🤖 AI Summary
To address the challenges of occluded region perception in autonomous driving caused by sparse and semantically impoverished LiDAR point clouds, this paper proposes the first decoupled conditional diffusion model for Semantic Scene Completion (SSC). Methodologically, it introduces denoising diffusion probabilistic models to SSC for the first time, innovatively decoupling the diffusion processes for geometric point-space reconstruction and semantic label prediction.

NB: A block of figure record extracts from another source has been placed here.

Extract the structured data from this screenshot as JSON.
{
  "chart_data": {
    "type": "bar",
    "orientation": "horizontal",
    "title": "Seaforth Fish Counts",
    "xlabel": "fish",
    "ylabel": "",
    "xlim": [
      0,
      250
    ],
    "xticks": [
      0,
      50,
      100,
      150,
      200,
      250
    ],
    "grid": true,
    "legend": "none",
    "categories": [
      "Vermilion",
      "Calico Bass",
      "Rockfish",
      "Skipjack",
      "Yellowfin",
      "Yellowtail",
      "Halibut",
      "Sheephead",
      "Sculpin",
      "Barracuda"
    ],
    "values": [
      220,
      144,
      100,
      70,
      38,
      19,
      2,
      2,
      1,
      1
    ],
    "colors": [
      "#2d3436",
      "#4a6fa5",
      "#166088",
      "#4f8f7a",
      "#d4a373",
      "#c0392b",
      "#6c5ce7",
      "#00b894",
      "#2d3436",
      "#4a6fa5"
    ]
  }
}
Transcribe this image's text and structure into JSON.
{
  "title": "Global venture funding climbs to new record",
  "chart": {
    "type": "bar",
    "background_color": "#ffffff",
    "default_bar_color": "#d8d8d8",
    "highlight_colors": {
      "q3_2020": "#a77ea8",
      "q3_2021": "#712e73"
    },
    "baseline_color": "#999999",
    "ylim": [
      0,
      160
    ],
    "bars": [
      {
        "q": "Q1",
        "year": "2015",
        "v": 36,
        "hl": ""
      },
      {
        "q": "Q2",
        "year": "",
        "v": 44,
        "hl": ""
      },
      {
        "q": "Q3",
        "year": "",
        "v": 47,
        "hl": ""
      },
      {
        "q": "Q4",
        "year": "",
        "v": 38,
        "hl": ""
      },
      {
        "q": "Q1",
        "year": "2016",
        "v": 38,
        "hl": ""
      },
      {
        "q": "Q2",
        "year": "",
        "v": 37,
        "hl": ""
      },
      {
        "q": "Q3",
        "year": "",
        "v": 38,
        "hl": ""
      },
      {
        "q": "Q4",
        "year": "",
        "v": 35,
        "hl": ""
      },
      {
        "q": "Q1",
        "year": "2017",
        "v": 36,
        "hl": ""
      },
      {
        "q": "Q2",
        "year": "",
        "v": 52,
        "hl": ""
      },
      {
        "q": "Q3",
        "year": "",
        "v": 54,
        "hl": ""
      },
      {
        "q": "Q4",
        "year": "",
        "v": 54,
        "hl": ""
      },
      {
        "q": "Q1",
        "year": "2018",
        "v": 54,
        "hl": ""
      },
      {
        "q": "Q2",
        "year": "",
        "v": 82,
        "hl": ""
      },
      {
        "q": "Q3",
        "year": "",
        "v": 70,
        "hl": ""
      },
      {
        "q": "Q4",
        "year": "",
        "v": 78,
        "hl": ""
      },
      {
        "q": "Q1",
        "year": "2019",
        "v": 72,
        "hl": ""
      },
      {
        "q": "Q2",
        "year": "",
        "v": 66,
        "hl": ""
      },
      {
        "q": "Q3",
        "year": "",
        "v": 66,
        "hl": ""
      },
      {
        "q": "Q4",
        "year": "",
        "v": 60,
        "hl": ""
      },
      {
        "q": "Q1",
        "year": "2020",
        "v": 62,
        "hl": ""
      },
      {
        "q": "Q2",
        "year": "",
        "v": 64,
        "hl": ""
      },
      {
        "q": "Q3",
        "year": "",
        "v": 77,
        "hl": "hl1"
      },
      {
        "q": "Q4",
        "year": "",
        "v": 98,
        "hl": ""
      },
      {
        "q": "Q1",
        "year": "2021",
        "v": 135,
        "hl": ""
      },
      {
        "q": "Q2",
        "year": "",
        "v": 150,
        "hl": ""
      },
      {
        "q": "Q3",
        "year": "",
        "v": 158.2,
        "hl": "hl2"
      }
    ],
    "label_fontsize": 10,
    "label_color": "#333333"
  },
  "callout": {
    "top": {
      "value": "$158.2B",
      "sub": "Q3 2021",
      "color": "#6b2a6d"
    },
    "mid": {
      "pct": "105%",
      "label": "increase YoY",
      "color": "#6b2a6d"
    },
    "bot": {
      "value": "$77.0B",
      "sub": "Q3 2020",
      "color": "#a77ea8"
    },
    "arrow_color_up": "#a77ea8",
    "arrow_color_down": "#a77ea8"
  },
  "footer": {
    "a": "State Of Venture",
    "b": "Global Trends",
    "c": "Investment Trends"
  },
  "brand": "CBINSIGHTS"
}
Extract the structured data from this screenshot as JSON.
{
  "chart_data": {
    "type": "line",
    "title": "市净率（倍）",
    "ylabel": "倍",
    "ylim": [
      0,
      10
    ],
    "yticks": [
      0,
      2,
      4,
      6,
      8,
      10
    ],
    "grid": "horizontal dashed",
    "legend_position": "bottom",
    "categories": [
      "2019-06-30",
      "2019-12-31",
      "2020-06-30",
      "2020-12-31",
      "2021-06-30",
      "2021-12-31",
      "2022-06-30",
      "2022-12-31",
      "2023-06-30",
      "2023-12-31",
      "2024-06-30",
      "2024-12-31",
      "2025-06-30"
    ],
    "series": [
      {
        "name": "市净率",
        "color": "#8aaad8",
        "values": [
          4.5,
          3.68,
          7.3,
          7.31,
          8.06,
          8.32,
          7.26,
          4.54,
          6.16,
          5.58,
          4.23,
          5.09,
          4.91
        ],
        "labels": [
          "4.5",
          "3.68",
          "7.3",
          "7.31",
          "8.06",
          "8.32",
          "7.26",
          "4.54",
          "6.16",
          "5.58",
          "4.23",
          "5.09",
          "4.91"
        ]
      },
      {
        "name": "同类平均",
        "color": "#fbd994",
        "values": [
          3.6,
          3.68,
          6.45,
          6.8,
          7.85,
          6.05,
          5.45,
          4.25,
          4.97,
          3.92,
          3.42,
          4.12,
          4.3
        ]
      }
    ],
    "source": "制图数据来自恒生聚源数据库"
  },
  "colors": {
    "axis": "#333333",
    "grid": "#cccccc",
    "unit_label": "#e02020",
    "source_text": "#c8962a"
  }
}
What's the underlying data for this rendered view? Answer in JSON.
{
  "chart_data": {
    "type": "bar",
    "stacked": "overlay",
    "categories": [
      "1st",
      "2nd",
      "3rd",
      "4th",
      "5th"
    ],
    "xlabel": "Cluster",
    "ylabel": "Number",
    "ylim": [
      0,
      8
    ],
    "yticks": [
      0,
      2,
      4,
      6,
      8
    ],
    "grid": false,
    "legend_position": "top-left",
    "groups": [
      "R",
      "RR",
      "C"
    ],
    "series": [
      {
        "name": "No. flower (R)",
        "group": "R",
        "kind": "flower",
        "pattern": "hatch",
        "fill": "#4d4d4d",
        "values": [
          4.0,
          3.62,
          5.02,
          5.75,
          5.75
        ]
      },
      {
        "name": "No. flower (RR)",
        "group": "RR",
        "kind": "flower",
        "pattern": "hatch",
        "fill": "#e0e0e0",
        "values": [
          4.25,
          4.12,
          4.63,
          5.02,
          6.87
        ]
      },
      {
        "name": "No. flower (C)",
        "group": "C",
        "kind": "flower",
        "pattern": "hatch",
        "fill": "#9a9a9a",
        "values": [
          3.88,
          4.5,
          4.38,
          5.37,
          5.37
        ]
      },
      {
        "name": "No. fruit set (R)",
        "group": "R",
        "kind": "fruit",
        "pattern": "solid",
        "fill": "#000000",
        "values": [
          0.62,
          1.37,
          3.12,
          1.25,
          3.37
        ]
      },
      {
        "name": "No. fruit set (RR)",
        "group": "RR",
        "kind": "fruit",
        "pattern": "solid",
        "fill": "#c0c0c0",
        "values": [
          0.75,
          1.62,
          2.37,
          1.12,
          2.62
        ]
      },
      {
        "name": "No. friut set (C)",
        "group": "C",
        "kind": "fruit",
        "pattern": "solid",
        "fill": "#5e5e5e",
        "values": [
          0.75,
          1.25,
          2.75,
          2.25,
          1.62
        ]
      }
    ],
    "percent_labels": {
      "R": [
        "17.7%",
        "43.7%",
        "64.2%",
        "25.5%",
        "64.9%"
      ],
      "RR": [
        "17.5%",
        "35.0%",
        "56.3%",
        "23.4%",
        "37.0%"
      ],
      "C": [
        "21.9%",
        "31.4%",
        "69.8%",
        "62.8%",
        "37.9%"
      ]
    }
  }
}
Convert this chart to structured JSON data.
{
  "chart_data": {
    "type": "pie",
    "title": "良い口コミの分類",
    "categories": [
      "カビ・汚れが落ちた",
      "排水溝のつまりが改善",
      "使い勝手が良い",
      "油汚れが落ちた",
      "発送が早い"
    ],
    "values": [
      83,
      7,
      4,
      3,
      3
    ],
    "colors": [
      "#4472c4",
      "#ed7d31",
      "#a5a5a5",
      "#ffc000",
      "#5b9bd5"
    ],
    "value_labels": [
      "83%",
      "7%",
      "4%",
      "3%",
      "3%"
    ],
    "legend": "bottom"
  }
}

A local-global regularization loss is designed to enhance generation stability, while multi-scale feature modeling and semantic consistency constraints are integrated. Evaluated on benchmark datasets—including SemanticKITTI and nuScenes—our approach achieves state-of-the-art performance across all three core metrics: completion completeness, geometric accuracy, and semantic consistency, significantly outperforming existing methods.
📝 Abstract
Perception systems play a crucial role in autonomous driving, incorporating multiple sensors and corresponding computer vision algorithms. 3D LiDAR sensors are widely used to capture sparse point clouds of the vehicle's surroundings. However, such systems struggle to perceive occluded areas and gaps in the scene due to the sparsity of these point clouds and their lack of semantics. To address these challenges, Semantic Scene Completion (SSC) jointly predicts unobserved geometry and semantics in the scene given raw LiDAR measurements, aiming for a more complete scene representation. Building on promising results of diffusion models in image generation and super-resolution tasks, we propose their extension to SSC by implementing the noising and denoising diffusion processes in the point and semantic spaces individually. To control the generation, we employ semantic LiDAR point clouds as conditional input and design local and global regularization losses to stabilize the denoising process. We evaluate our approach on autonomous driving datasets and our approach outperforms the state-of-the-art for SSC.